I think the other installation does it in templates/web.template.yml (see T179649#3772701):

+  # from https://wiki.mozilla.org/Community_Ops/Discourse/Setup#Edit_web.template.yml_.28Only_for_SSL_Sites.29
+  - replace:
+      filename: "/etc/nginx/conf.d/discourse.conf"
+      from: "server {"
+      to: |+
+        server {
+        #Messy hack to force SSL on only the hostname, not IPs so ELB and Icinga work.
+          set $use_https NO;
+          if ($host ~* 'discourse.wmflabs.org') {
+            set $use_https A;
+          }
+          if ($http_x_forwarded_proto != 'https') {
+            set $use_https "${use_https}B";
+          }
+          if ($use_https = AB) {
+            rewrite ^ https://$host$request_uri? permanent;
+          }

Forced HTTPS works now.
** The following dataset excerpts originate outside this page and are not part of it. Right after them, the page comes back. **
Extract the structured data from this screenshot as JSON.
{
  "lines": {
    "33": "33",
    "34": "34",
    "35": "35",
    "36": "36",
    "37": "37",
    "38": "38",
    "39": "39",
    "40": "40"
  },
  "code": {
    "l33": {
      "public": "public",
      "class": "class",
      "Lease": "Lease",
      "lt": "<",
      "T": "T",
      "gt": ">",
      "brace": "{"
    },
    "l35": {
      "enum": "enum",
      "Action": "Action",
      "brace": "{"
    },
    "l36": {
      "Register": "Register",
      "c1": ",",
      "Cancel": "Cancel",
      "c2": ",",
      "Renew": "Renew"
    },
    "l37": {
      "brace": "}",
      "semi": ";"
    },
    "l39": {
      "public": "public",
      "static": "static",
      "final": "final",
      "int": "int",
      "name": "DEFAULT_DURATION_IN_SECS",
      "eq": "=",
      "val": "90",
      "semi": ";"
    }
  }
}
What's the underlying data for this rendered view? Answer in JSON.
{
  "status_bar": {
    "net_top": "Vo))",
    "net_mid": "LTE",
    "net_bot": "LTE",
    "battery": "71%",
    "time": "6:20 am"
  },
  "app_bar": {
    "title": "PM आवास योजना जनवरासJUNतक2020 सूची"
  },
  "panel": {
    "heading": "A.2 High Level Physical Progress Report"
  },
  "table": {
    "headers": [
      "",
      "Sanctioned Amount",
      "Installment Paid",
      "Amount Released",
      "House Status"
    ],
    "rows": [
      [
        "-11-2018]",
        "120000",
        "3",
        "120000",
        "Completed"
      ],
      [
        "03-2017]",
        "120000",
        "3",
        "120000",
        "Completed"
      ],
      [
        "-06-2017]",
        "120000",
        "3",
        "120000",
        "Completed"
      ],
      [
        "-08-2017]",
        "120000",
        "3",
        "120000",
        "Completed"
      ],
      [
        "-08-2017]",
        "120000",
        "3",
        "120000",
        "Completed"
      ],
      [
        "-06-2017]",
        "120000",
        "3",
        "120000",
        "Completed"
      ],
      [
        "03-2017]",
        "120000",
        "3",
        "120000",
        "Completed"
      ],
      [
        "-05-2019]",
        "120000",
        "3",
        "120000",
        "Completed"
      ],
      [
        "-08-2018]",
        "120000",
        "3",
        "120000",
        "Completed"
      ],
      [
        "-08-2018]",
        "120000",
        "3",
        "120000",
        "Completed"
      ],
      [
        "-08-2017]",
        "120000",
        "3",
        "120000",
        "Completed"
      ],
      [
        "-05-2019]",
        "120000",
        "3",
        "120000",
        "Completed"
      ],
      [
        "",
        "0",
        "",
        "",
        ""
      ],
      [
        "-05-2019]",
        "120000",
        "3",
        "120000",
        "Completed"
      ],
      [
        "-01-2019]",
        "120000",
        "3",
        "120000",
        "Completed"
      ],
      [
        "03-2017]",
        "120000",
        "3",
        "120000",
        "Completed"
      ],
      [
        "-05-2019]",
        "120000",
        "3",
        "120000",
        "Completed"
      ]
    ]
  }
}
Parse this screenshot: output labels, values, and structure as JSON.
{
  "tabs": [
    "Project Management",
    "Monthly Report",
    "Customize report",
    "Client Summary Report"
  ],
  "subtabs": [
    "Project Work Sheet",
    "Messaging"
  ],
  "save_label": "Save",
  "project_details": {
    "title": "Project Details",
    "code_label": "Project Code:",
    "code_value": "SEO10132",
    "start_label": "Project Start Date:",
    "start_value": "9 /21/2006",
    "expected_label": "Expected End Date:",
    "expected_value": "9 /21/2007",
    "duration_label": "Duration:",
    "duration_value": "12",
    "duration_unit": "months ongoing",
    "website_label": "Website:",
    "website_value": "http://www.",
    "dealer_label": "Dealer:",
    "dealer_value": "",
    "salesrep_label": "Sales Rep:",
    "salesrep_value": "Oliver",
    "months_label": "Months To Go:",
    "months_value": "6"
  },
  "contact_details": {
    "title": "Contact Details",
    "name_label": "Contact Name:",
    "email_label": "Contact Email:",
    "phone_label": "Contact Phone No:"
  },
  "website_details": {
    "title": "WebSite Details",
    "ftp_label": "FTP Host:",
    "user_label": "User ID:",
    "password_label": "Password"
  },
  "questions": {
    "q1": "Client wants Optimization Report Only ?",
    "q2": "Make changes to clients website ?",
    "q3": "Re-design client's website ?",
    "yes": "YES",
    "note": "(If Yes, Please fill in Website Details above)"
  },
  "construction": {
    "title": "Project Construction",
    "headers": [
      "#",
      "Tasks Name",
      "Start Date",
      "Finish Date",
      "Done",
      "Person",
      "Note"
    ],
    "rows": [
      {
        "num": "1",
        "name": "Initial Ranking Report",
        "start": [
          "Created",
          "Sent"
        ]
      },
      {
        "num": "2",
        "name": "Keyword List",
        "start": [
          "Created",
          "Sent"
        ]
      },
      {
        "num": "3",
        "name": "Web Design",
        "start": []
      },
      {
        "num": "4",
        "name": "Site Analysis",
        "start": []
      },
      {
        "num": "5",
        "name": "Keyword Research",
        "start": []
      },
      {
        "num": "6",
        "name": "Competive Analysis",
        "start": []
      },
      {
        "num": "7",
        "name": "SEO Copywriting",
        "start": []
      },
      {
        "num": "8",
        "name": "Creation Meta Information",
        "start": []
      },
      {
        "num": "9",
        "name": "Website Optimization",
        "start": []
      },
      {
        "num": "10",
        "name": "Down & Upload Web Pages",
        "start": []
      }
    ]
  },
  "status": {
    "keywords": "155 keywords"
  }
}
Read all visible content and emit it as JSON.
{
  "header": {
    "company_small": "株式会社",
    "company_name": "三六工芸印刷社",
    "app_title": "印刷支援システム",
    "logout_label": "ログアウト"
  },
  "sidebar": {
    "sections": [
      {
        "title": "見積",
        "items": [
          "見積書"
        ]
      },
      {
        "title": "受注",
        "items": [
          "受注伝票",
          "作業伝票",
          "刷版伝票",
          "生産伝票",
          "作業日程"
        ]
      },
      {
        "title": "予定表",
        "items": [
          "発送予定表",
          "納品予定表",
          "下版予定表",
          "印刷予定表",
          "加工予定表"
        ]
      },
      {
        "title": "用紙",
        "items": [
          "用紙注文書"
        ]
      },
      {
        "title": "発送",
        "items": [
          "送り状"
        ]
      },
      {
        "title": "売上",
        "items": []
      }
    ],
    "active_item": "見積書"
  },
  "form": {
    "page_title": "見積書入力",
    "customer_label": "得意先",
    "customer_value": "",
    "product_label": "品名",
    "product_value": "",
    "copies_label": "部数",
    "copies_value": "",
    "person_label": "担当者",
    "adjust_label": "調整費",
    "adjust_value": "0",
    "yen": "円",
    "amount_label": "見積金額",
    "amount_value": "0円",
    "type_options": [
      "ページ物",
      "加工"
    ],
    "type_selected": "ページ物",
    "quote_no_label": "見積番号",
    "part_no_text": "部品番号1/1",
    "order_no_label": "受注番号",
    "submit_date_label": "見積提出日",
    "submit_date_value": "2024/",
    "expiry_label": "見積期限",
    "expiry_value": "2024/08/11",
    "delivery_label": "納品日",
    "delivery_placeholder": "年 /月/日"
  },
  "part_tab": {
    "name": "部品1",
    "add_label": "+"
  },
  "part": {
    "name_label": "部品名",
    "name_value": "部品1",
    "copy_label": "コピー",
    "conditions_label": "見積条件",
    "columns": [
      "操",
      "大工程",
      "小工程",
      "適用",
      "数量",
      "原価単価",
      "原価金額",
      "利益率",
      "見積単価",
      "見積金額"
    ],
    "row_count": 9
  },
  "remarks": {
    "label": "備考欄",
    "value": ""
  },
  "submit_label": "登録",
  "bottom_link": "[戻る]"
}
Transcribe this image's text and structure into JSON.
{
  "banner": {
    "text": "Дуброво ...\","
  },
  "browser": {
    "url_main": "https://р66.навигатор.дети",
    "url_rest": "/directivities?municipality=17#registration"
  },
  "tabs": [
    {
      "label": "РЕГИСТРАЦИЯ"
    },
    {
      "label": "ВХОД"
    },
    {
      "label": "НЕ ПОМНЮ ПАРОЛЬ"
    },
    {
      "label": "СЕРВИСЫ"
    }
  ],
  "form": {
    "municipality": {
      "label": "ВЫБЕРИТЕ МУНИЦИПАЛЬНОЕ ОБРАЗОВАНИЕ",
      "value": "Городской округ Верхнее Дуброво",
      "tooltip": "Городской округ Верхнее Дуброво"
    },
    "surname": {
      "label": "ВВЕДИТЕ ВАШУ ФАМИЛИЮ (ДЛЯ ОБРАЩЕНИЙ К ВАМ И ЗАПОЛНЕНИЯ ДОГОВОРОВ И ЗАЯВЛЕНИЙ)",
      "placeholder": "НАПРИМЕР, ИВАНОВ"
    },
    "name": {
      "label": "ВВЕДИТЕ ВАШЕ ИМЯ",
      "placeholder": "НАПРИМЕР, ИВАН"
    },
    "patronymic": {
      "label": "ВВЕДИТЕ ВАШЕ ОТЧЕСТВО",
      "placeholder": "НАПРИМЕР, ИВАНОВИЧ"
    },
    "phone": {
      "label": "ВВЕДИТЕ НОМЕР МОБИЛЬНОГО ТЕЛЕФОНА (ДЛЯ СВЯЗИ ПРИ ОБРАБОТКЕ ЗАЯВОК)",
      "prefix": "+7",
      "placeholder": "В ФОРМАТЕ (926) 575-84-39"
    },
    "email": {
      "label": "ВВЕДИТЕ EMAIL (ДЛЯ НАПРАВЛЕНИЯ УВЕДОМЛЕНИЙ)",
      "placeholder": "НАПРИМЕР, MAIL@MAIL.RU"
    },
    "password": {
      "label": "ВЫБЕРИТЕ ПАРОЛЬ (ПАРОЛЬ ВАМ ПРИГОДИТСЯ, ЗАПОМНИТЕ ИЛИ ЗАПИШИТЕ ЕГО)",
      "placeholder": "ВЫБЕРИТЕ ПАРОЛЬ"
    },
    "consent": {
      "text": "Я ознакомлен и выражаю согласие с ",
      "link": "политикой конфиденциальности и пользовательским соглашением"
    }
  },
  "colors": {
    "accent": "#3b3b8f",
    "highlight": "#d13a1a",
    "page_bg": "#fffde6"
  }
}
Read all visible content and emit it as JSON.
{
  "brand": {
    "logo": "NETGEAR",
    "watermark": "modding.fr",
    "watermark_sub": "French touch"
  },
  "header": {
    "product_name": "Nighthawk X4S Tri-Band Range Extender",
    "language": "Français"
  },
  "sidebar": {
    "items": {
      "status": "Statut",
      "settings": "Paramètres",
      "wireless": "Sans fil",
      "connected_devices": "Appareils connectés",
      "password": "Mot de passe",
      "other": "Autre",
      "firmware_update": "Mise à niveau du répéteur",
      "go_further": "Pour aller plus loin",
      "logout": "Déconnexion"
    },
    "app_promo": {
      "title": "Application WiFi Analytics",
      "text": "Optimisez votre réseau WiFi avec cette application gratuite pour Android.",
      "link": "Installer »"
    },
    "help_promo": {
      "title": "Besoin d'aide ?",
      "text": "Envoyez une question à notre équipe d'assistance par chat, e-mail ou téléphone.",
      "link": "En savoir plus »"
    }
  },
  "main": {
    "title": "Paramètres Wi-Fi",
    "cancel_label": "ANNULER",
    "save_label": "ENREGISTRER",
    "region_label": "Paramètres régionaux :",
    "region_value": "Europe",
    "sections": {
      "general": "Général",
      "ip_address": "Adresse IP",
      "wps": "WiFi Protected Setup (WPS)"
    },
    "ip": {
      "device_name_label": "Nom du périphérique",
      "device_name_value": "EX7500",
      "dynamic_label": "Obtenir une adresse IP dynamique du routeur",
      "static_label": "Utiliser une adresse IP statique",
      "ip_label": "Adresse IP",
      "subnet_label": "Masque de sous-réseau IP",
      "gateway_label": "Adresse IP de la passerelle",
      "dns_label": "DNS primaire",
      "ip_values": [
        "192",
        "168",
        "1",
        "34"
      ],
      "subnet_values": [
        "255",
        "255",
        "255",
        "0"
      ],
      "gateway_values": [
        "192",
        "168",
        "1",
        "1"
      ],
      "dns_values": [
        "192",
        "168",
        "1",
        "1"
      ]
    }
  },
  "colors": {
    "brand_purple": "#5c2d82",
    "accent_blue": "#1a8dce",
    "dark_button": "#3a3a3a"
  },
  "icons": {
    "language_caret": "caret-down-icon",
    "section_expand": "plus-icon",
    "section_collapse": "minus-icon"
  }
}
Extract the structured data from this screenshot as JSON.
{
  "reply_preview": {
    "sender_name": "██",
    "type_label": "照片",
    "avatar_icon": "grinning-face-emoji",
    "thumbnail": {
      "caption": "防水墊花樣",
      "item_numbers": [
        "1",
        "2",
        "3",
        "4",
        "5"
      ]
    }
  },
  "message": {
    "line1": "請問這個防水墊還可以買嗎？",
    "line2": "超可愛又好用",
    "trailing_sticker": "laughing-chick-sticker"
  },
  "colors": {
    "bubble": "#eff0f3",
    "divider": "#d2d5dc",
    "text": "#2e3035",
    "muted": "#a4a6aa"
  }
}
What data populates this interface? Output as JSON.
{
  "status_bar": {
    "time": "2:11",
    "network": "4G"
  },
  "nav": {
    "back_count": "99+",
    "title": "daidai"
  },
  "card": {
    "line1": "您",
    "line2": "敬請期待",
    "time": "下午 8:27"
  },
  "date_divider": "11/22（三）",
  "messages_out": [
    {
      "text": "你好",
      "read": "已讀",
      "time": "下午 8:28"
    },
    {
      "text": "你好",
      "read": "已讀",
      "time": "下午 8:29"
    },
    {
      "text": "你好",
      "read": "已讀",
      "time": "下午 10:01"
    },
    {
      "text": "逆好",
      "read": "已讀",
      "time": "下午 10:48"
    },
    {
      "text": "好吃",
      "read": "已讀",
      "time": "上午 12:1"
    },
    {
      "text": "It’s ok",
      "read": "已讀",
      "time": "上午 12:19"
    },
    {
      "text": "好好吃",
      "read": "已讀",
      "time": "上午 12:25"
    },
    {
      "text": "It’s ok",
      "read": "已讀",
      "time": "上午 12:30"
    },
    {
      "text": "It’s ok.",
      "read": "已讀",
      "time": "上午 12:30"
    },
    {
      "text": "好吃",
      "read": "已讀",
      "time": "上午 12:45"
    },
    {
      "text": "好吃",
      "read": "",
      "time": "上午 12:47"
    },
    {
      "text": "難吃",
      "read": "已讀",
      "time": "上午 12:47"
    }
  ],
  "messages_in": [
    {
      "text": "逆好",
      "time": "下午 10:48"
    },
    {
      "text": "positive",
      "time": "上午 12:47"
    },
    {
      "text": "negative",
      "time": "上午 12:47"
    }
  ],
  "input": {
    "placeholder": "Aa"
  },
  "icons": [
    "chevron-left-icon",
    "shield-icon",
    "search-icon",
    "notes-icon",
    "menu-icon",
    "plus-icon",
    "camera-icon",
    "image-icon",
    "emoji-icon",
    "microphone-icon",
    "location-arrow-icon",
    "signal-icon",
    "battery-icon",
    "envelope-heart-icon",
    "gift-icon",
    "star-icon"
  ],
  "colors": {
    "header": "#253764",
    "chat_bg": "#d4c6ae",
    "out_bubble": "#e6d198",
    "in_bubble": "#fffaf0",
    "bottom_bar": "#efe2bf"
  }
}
Thanks @Samwilson! Another detail that I would not have found alone.

Yes, I will document all this to make life easier to whoever sets up the production instance eventually.

And the Solved plugin works.

Only SMTP and a couple of intro texts are left to open registration. Yay!

Turns out that post-installation I could edit the SMTP parameters and just copy what discourse.wmflabs.org has. I have tested it and it seems to work!

I have written the basic content to open the gate.

The registration is now "silently" open. You are encouraged to register, look around, and start providing feedback.

This has been a funny quasi-hobby project this weekend. Thank you @bd808 and @Samwilson! Without you, nothing would have happened this weekend, and I am not sure I would have found the time until the following weekend...

Let's wait for the first users, and if there are no big problems we will announce.

Anyway, see you at https://discourse-mediawiki.wmflabs.org/

SMTP is only needed for outbound messages.

It's also needed to be able to post by replying to emails. That's more important for the other Discourse instance that tries to fill the same social role mailing lists do, but it would be still nice to have.

If replying via email is a wanted feature, then it should be discussed in a separate task blocking T180853: Bring a discourse instance for technical questions to production . I will close this task here as soon as the pilot is announced.

Currently discourse.wmflabs.org provides this functionality using pop.gmail.com and a GMail address. Not a very sophisticated setup. I guess a proper @wikimedia.org address and the corresponding email server would do.